You can export logs for Amazon RDS MariaDB (versions 10.0 and 10.1), Amazon RDS MySQL (versions 5.6 and 5.7), and Aurora MySQL.

Note
You must have a Service Linked Role before you enable log data publishing. For more information about Service Linked Roles, see the following: Using Service-Linked Roles for Amazon RDS.

For specific requirements for these engines, see the following:

Configuring CloudWatch Log Integration

To publish your database log files to CloudWatch Logs, choose which logs to publish. Make this choice in the Advanced Settings section when you create a new DB instance. You can also modify an existing DB instance to begin publishing.

[Add CloudWatch Logs]

After you have enabled publishing, Amazon RDS continuously streams all of the DB instance log records to a log group. For example, you have a log group /aws/rds/instance/log type for each type of log that you publish. This log group is in the same AWS Region as the database instance that generates the log.

After you have published log records, you can use CloudWatch Logs to search and filter the records. For more information about searching and filtering logs, see Searching and Filtering Log Data.

Viewing DB Instance Metrics

Amazon RDS provides metrics so that you can monitor the health of your DB instances and DB clusters. You can monitor both DB instance metrics and operating system (OS) metrics.

This section provides details on how you can view metrics for your DB instance using the RDS console and CloudWatch. For information on monitoring metrics for the operating system of your DB instance in real time using CloudWatch Logs, see Enhanced Monitoring.

Viewing Metrics by Using the Console

To view DB and OS metrics for a DB instance

  1. Sign in to the AWS Management Console and open the Amazon RDS console at https://console.aws.amazon.com/rds/.

  2. In the navigation pane, choose Instances.

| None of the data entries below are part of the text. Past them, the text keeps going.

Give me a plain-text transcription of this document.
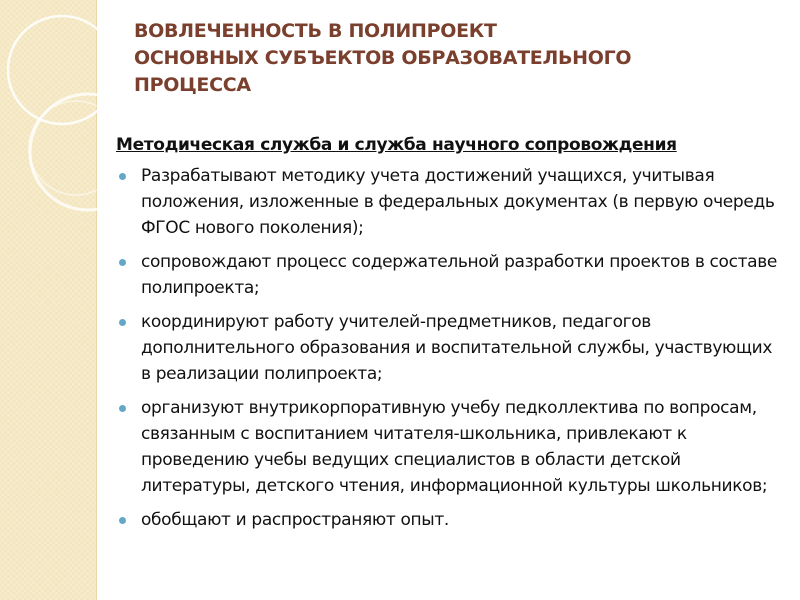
ВОВЛЕЧЕННОСТЬ В ПОЛИПРОЕКТ
ОСНОВНЫХ СУБЪЕКТОВ ОБРАЗОВАТЕЛЬНОГО
ПРОЦЕССА
Методическая служба и служба научного сопровождения
Разрабатывают методику учета достижений учащихся, учитывая положения, изложенные в федеральных документах (в первую очередь ФГОС нового поколения);
сопровождают процесс содержательной разработки проектов в составе полипроекта;
координируют работу учителей-предметников, педагогов дополнительного образования и воспитательной службы, участвующих в реализации полипроекта;
организуют внутрикорпоративную учебу педколлектива по вопросам, связанным с воспитанием читателя-школьника, привлекают к проведению учебы ведущих специалистов в области детской литературы, детского чтения, информационной культуры школьников;
обобщают и распространяют опыт.
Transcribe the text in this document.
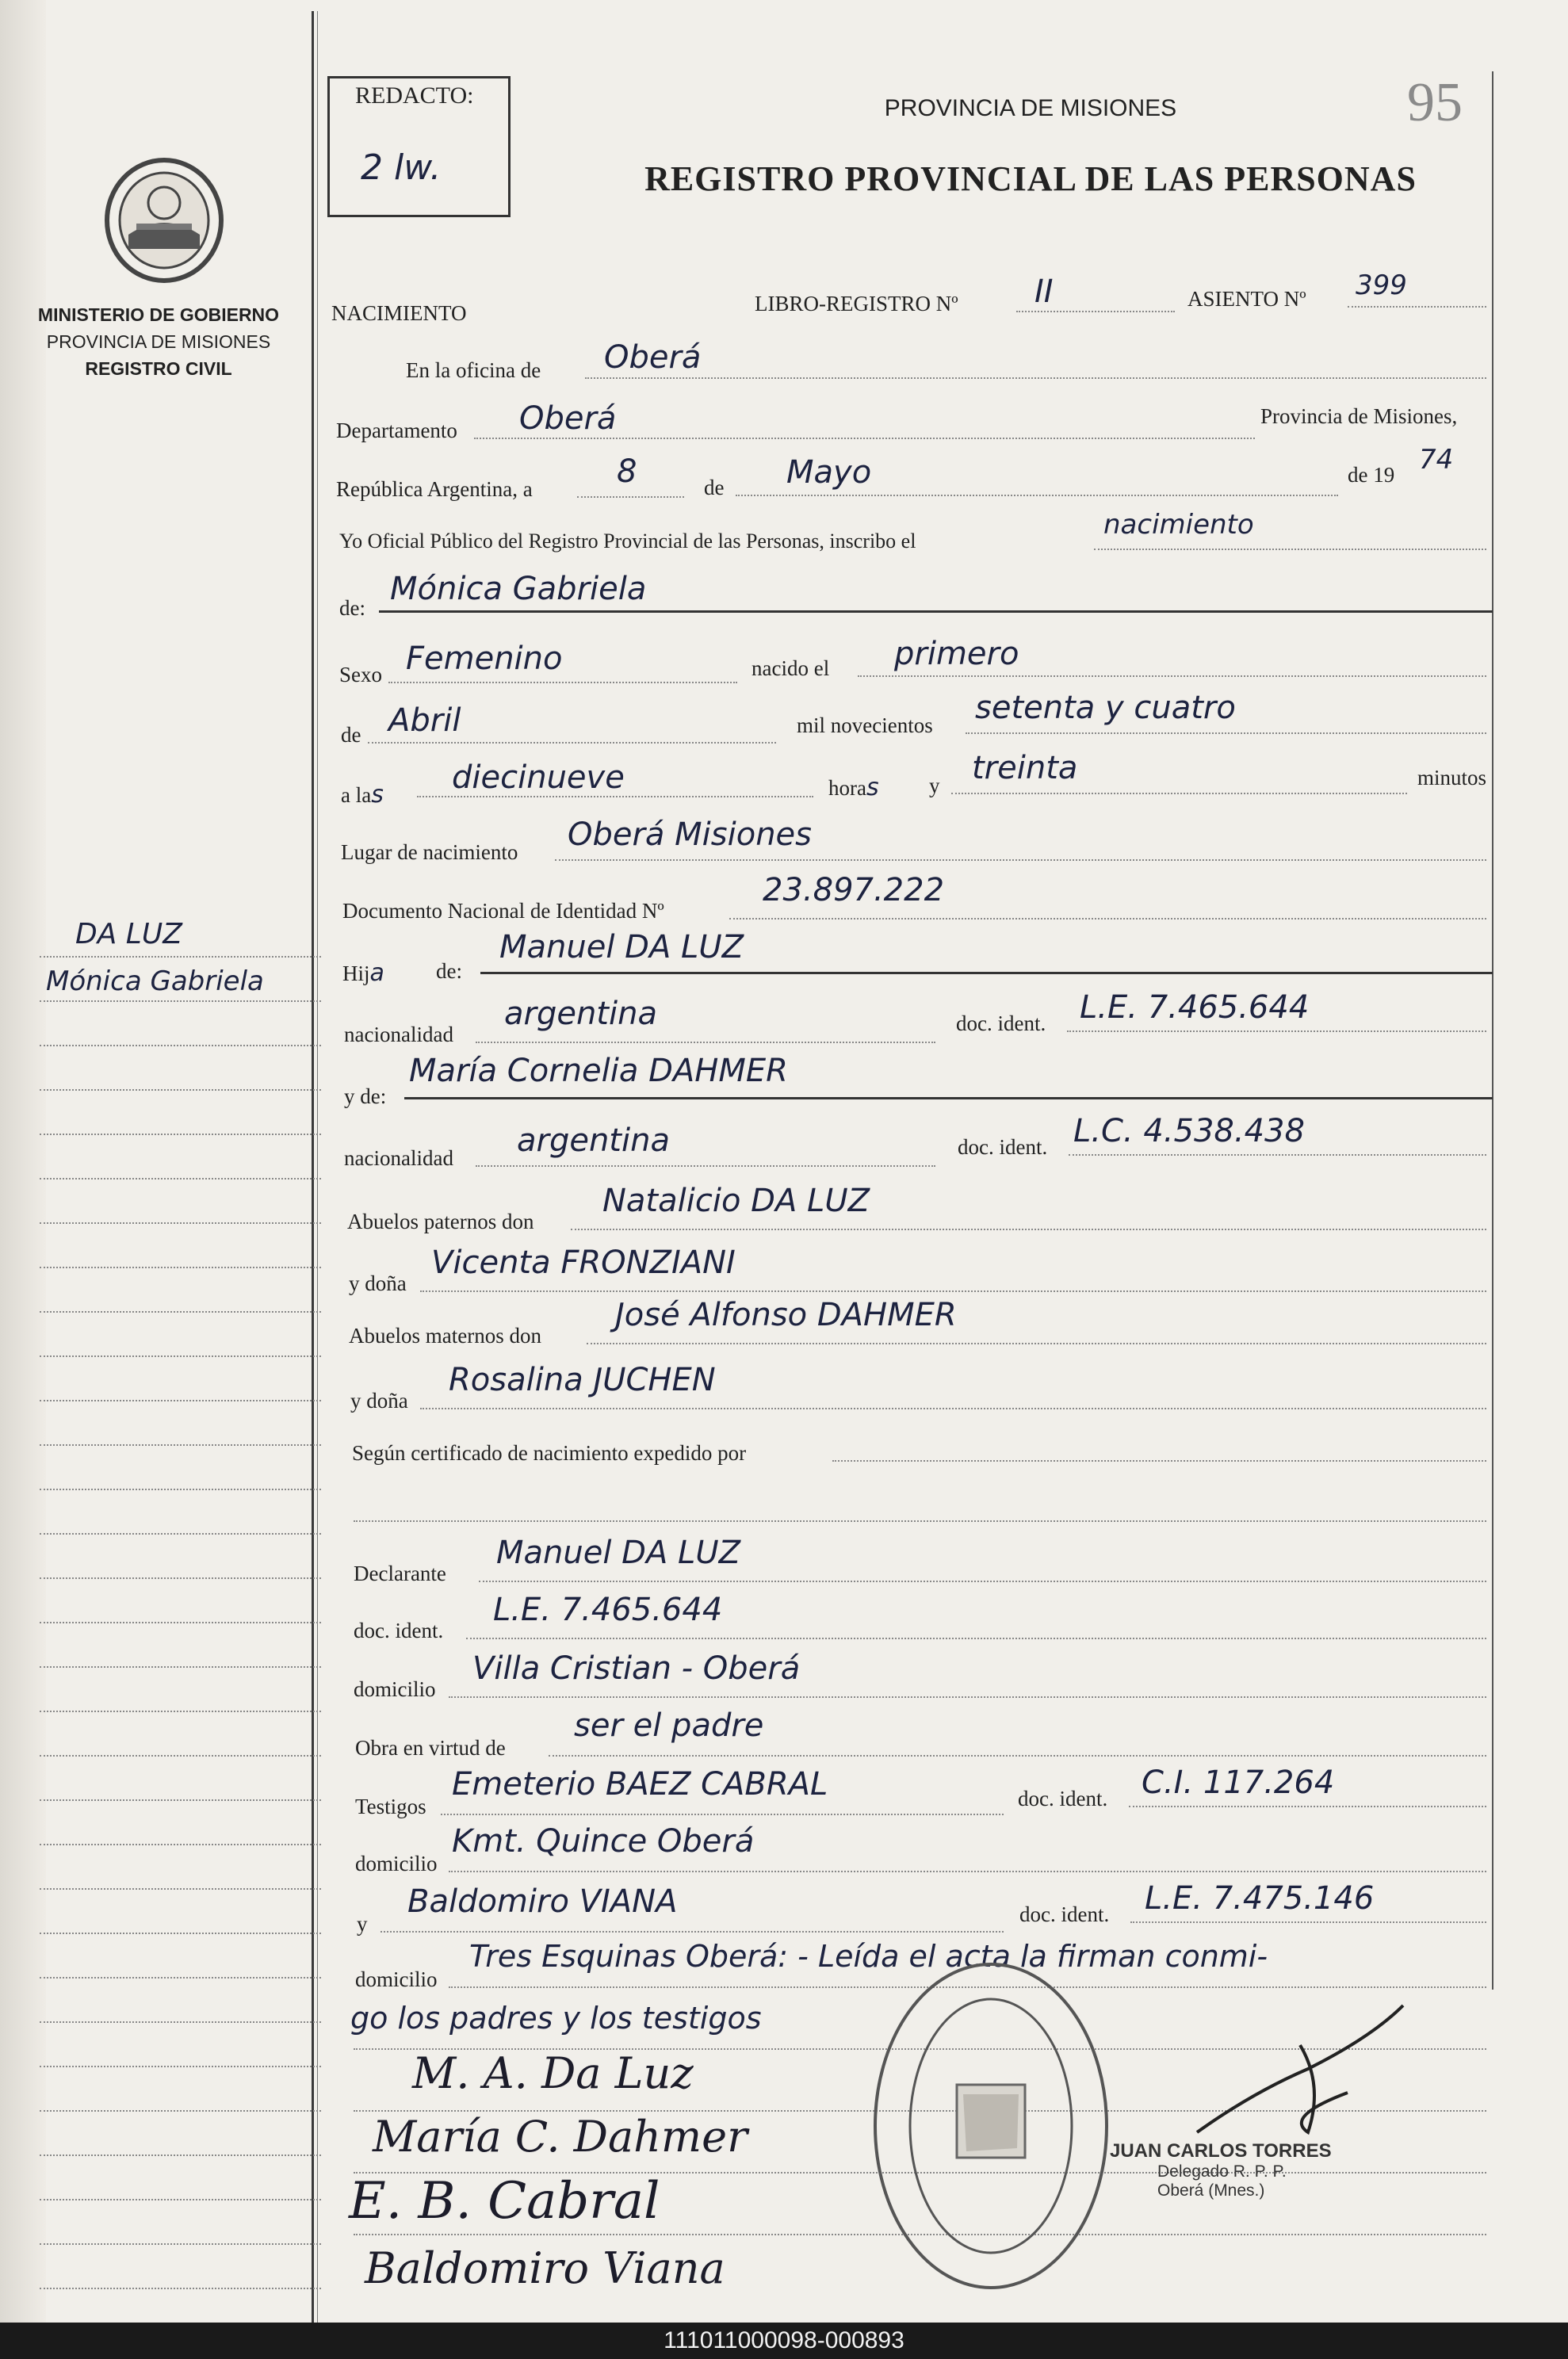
95
REDACTO:
2 lw.
PROVINCIA DE MISIONES
REGISTRO PROVINCIAL DE LAS PERSONAS
MINISTERIO DE GOBIERNO
PROVINCIA DE MISIONES
REGISTRO CIVIL
NACIMIENTO	LIBRO-REGISTRO Nº II	ASIENTO Nº 399
En la oficina de Oberá
Departamento Oberá	Provincia de Misiones,
República Argentina, a	8	de Mayo	de 19 74
Yo Oficial Público del Registro Provincial de las Personas, inscribo el
nacimiento
de:
Mónica Gabriela
Sexo Femenino	nacido el primero
de Abril	mil novecientos setenta y cuatro
a las diecinueve	horas y treinta	minutos
Lugar de nacimiento Oberá Misiones
Documento Nacional de Identidad Nº
23.897.222
Hija de:
Manuel DA LUZ
nacionalidad
argentina	doc. ident. L.E. 7.465.644
y de:
María Cornelia DAHMER
nacionalidad argentina	doc. ident. L.C. 4.538.438
Abuelos paternos don
Natalicio DA LUZ
y doña
Vicenta FRONZIANI
Abuelos maternos don
José Alfonso DAHMER
y doña
Rosalina JUCHEN
Según certificado de nacimiento expedido por
Declarante
Manuel DA LUZ
doc. ident.
L.E. 7.465.644
domicilio
Villa Cristian - Oberá
Obra en virtud de
ser el padre
Testigos
Emeterio BAEZ CABRAL	doc. ident. C.I. 117.264
domicilio
Kmt. Quince Oberá
y
Baldomiro VIANA	doc. ident. L.E. 7.475.146
domicilio
Tres Esquinas Oberá: - Leída el acta la firman conmi-
go los padres y los testigos
DA LUZ
Mónica Gabriela
JUAN CARLOS TORRES

Delegado R. P. P.
Oberá (Mnes.)
M. A. Da Luz
María C. Dahmer
E. B. Cabral
Baldomiro Viana
111011000098-000893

  3. Select the check box to the left of the DB you need information about. For Show Monitoring, choose the option for how you want to view your metrics from these:

    • CloudWatch – Shows a summary of DB instance metrics available from Amazon CloudWatch. Each metric includes a graph showing the metric monitored over a specific time span.
    • Enhanced monitoring – Shows a summary of OS metrics available for a DB instance with Enhanced Monitoring enabled. Each metric includes a graph showing the metric monitored over a specific time span.
    • OS Process list – Shows details for each process running in the selected instance.
      [RDS metrics viewing options] Tip
      You can select the time range of the metrics represented by the graphs with the time range drop-down list.
      You can choose any graph to bring up a more detailed view. You can also apply metric-specific filters to the data.